Free UH Training Aimed to Fill Job Openings
Part 6 of a series of stories about resilience during the pandemic
The pandemic has crippled thousands of small businesses in Hawai‘i and forced tens of thousands of people to find new jobs. Amid these personal tragedies are stories of grit, perseverance and transformation. Here is one of those stories.
UH, in collaboration with the City and County of Honolulu, used $3 million in CARES Act funding to support 76 types of free classes to retrain residents who lost their jobs.
The results? UH says that from October to December 2020, 1,600 people enrolled in classes through the O‘ahu Back to Work Program, with some individuals enrolled in more than one class.
“We provided free job training for O‘ahu residents who had either been furloughed, laid off or lost hours,” says Tammi Oyadomari-Chun, UH interim associate VP for academic affairs in the Office of the VP for Community Colleges.
“We picked jobs that were currently available,” says Oyadomari-Chun. “When you look at job postings, we could see, for example, that employers were still searching for security guards, or pharmacy technicians, or certified nurse aides. These were all trainings that could be done from October to December.”
Oyadomari-Chun says UH also reached out to industry associations that needed employees. The HVAC class for prospective air conditioning technicians was so popular, there were more applicants than capacity. “We’re happy to do it again if there’s funding available to subsidize the training,” Oyadomari-Chun says.
UH also worked with Unite Here Local 5’s Hotel and Restaurant Industry Employment and Training Trust (nicknamed Hariett) for furloughed hotel maintenance workers to gain new skills so they might go back to higher-level jobs at the same hotels or find other employment, she says.
Survey responses from 603 participants a month after the classes ended revealed that:
- 22% found jobs.
- 44% were looking for a job
- 11% planned to start looking by the end of February.
“Of those looking for employment,” says Oyadomari-Chun, “64% said that they’re applying for jobs using the skills they just learned.
“The goal was to help people get back to work or build skills to get a better job.
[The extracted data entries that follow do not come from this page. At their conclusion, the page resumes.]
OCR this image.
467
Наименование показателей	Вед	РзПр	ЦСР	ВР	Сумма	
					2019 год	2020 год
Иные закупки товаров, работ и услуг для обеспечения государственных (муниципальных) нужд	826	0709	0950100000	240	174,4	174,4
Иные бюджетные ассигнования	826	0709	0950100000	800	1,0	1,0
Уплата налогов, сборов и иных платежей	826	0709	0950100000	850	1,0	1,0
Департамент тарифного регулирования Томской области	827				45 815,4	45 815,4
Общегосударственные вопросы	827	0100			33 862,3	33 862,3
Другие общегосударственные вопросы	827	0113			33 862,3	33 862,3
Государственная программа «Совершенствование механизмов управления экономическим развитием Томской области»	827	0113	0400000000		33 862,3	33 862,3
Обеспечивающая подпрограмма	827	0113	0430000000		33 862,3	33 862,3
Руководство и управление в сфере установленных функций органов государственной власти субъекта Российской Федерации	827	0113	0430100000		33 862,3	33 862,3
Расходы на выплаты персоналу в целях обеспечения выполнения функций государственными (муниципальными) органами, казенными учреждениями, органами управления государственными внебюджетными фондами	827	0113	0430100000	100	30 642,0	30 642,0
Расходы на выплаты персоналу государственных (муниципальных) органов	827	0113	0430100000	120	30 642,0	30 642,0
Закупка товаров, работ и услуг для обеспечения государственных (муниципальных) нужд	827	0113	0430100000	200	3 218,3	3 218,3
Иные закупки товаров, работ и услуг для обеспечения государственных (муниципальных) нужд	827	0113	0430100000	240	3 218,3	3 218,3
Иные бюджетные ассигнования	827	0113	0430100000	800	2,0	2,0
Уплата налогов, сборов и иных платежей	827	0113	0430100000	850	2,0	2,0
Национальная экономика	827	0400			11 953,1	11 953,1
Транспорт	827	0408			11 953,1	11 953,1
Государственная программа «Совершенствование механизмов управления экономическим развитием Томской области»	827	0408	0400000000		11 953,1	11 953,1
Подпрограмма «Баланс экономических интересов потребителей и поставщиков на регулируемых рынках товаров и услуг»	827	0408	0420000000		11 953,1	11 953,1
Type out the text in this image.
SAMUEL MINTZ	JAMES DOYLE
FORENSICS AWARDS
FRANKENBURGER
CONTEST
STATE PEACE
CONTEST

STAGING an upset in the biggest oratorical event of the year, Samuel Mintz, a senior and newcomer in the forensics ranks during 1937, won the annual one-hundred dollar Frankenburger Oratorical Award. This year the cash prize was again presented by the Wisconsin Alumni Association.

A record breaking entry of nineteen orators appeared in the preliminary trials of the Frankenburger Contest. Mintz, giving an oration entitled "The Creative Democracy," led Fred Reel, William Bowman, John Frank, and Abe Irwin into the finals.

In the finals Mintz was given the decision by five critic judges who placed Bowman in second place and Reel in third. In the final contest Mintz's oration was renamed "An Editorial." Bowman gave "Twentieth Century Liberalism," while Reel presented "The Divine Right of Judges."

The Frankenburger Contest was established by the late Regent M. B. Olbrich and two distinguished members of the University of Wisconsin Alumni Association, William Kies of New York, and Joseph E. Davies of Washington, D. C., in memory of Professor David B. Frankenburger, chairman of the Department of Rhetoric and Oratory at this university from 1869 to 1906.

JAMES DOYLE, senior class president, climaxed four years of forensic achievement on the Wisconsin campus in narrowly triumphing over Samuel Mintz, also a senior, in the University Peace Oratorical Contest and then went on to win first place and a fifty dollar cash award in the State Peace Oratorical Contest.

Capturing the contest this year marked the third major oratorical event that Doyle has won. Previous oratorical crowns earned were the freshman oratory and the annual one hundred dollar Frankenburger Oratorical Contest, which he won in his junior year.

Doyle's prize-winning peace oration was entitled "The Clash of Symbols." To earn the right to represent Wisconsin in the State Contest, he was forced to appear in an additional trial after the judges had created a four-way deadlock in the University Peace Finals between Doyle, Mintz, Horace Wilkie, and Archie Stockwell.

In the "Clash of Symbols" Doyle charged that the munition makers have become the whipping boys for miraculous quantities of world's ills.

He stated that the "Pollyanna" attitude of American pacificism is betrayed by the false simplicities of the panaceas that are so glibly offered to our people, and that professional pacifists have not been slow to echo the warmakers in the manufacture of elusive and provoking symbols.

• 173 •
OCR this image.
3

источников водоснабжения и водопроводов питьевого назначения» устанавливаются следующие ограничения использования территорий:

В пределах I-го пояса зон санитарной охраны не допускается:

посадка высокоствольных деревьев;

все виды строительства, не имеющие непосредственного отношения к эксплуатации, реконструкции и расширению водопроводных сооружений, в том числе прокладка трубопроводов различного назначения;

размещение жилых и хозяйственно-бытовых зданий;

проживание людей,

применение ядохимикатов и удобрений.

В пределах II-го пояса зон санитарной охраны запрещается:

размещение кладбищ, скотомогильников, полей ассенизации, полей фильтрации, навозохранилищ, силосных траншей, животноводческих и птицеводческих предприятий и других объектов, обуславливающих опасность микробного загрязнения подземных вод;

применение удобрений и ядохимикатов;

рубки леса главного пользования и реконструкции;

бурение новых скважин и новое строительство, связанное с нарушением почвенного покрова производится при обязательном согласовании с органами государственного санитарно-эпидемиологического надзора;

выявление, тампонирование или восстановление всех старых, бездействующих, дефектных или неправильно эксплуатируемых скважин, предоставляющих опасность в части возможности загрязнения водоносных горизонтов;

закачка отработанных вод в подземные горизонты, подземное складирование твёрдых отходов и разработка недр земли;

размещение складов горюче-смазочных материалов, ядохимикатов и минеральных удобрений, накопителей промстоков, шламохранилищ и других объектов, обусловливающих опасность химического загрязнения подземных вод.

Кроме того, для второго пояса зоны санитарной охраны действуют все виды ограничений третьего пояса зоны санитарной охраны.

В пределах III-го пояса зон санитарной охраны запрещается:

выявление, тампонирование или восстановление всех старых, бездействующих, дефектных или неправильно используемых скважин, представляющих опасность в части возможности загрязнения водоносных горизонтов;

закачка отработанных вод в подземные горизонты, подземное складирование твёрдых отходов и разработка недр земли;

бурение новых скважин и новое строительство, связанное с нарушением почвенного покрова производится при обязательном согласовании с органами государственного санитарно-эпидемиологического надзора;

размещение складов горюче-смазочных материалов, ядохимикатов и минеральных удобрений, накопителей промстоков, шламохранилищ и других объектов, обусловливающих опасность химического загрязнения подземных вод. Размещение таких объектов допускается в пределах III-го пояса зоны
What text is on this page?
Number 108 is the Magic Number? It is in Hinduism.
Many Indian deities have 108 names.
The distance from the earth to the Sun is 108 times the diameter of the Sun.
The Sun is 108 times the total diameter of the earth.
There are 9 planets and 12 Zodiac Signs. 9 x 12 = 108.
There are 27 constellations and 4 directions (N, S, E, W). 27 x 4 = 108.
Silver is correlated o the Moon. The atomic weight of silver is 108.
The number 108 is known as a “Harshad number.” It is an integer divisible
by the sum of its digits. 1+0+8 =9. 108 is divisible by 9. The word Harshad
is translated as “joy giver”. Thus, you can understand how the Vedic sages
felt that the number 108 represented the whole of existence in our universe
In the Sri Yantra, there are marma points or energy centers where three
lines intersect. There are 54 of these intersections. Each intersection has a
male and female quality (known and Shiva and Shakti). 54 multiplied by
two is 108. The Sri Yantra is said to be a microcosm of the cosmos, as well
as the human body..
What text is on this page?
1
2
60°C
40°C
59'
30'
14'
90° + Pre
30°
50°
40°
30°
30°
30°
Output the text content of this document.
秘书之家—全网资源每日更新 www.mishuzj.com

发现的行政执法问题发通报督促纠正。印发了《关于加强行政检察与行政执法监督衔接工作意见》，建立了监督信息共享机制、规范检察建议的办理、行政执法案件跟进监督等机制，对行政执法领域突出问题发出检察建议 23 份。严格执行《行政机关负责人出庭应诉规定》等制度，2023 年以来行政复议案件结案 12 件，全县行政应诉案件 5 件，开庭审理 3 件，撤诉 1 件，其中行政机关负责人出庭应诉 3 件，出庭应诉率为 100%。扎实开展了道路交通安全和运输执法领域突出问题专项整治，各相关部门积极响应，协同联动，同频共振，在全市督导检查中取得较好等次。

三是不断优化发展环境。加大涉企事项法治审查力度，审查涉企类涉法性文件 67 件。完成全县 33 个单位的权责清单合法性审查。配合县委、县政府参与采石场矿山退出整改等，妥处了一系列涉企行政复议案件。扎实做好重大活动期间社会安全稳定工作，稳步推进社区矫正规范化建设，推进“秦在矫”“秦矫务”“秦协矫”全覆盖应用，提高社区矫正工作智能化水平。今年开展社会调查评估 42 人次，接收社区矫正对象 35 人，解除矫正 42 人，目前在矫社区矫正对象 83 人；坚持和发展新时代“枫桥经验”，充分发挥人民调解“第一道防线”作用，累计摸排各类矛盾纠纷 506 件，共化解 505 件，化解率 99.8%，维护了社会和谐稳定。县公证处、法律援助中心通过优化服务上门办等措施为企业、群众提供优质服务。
What I didn’t expect is some people were just grateful to have hope and the opportunity for someone to invest in them and think about new possibilities.”
UH is offering additional subsidized training through a new $13 million federal grant based on jobs suggested by the Talent Roadmap, a workforce development project of the Hawai‘i Executive Collaborative. Those jobs cover three areas: health care, skilled trades and technology.